Recueil de jurisprudence 2003 page I-06025


Sommaire
Parties
Motifs de l'arrêt
Décisions sur les dépenses
Dispositif

Mots clés


Politique sociale - Protection de la sécurité et de la santé des travailleurs - Directive 89/391 concernant la mise en oeuvre de mesures visant à promouvoir l'amélioration de la sécurité et de la santé des travailleurs au travail - Représentants des travailleurs ayant une fonction spécifique en matière de protection de la sécurité et de la santé - Réglementation nationale concernant les procédures d'élection ou de désignation - Portée

irective du Conseil 89/391, art. 3, c))

Sommaire


$$Il ressort de l'article 3, sous c), de la directive 89/391, concernant la mise en oeuvre de mesures visant à promouvoir l'amélioration de la sécurité et de la santé des travailleurs au travail, que ladite directive ne contient pas d'obligation pour les États membres de prévoir une procédure d'élection des représentants des travailleurs ayant une fonction spécifique en matière de protection de la sécurité et de la santé des travailleurs, mais envisage également d'autres possibilités de choisir ou de désigner lesdits représentants.

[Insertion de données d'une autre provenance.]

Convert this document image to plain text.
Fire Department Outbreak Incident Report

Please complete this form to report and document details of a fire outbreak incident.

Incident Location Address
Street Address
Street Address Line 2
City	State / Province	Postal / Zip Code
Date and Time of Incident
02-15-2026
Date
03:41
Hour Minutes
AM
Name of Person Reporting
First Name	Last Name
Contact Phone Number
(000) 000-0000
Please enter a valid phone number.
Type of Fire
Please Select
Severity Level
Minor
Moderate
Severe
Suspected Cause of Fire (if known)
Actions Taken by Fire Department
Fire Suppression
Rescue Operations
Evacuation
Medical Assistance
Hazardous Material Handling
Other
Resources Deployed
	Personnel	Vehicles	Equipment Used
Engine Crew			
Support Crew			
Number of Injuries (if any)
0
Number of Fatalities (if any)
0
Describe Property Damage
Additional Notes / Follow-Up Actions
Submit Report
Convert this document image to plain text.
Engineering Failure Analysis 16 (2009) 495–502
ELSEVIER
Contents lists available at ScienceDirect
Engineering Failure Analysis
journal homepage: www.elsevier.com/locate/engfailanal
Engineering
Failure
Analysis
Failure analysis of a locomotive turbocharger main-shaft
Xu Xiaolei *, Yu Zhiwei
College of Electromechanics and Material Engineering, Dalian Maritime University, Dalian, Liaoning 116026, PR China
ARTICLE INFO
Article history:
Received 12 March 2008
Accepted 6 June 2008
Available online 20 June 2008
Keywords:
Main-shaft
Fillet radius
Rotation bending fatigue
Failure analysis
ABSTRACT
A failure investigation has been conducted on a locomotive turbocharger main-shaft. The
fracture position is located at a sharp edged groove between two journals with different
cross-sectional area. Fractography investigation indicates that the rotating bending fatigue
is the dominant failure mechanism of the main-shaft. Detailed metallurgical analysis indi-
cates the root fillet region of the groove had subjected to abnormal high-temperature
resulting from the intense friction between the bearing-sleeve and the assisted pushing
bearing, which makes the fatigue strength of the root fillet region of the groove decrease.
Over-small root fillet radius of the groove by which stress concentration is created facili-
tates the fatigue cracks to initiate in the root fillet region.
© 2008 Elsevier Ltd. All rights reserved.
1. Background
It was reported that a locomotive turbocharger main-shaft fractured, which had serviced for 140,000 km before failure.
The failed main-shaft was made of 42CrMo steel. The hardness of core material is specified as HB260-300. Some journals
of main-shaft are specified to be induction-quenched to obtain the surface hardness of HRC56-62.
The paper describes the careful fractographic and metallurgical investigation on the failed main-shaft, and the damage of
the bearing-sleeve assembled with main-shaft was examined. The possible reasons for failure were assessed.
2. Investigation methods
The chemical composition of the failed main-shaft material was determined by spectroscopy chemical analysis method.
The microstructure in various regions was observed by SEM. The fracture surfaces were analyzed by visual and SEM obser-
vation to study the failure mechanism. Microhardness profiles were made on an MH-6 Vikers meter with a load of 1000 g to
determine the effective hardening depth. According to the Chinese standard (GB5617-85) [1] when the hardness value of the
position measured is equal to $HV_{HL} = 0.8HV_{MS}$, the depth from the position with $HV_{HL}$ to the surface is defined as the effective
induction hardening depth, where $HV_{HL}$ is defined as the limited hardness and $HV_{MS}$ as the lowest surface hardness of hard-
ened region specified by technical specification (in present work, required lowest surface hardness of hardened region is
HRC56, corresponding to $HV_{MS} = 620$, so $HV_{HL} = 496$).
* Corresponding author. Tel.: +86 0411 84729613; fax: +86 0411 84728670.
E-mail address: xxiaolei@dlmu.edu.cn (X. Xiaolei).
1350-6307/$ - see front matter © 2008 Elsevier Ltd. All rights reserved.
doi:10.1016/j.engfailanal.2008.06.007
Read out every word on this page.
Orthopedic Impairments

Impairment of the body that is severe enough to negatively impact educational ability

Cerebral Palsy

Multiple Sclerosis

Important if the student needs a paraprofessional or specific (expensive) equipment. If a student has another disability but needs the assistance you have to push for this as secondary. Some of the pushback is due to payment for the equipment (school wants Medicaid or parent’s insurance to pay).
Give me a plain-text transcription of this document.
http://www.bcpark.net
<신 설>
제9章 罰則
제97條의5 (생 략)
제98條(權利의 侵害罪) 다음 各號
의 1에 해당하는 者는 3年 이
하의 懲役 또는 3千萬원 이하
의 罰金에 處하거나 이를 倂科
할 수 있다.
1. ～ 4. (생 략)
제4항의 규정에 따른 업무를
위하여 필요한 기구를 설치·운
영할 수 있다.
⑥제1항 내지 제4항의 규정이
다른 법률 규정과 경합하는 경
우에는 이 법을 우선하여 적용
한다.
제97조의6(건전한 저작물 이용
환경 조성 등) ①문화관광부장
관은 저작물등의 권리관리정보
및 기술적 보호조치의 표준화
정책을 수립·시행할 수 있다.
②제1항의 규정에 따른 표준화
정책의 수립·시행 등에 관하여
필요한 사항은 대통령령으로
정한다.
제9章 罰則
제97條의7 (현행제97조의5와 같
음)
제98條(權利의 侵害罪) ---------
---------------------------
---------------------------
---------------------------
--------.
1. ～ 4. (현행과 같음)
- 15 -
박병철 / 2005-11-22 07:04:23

Dans le cas où le choix de la procédure d'élection a été fait par un État membre, la directive 89/391 n'impose pas expressément que la législation nationale précise dans le détail toutes les modalités applicables à cette procédure. Toutefois, lorsqu'un État membre prévoit que les représentants des travailleurs ayant une telle fonction doivent être élus, il incombe à cet État membre d'assurer que les travailleurs puissent procéder à l'élection de leurs représentants conformément aux législations et/ou pratiques nationales.

( voir points 20-22 )

Parties


Dans l'affaire C-425/01,

Commission des Communautés européennes, représentée par MM. H. Kreppel et M. França, en qualité d'agents, ayant élu domicile à Luxembourg,

partie requérante,

contre

République portugaise, représentée par MM. L. Fernandes et F. Ribeiro Lopes, en qualité d'agents, ayant élu domicile à Luxembourg,

partie défenderesse,

ayant pour objet de faire constater que la République portugaise a manqué aux obligations qui lui incombent en vertu des articles 4 et 10 à 12 de la directive 89/391/CEE du Conseil, du 12 juin 1989, concernant la mise en oeuvre de mesures visant à promouvoir l'amélioration de la sécurité et de la santé des travailleurs au travail (JO L 183, p. 1),

LA COUR (cinquième chambre),

composée de M. M. Wathelet, président de chambre, MM. C. W. A. Timmermans, P. Jann, S. von Bahr (rapporteur) et A. Rosas, juges,

avocat général: Mme C. Stix-Hackl,

greffier: M. R. Grass,

vu le rapport du juge rapporteur,

ayant entendu l'avocat général en ses conclusions à l'audience du 5 décembre 2002,

rend le présent

Arrêt

Motifs de l'arrêt


1 Par requête déposée au greffe de la Cour le 26 octobre 2001, la Commission des Communautés européennes a introduit, en vertu de l'article 226 CE, un recours visant à faire constater que la République portugaise a manqué aux obligations qui lui incombent en vertu des articles 4 et 10 à 12 de la directive 89/391/CEE du Conseil, du 12 juin 1989, concernant la mise en oeuvre de mesures visant à promouvoir l'amélioration de la sécurité et de la santé des travailleurs au travail (JO L 183, p. 1).

Le cadre juridique

La réglementation communautaire

2 Aux termes de l'article 3, sous c), de la directive 89/391, on entend par «représentant des travailleurs, ayant une fonction spécifique en matière de protection de la sécurité et de la santé des travailleurs», toute personne élue, choisie ou désignée, conformément aux législations et/ou pratiques nationales, pour être le délégué des travailleurs en ce qui concerne les problèmes de la protection de la sécurité et de la santé des travailleurs au travail.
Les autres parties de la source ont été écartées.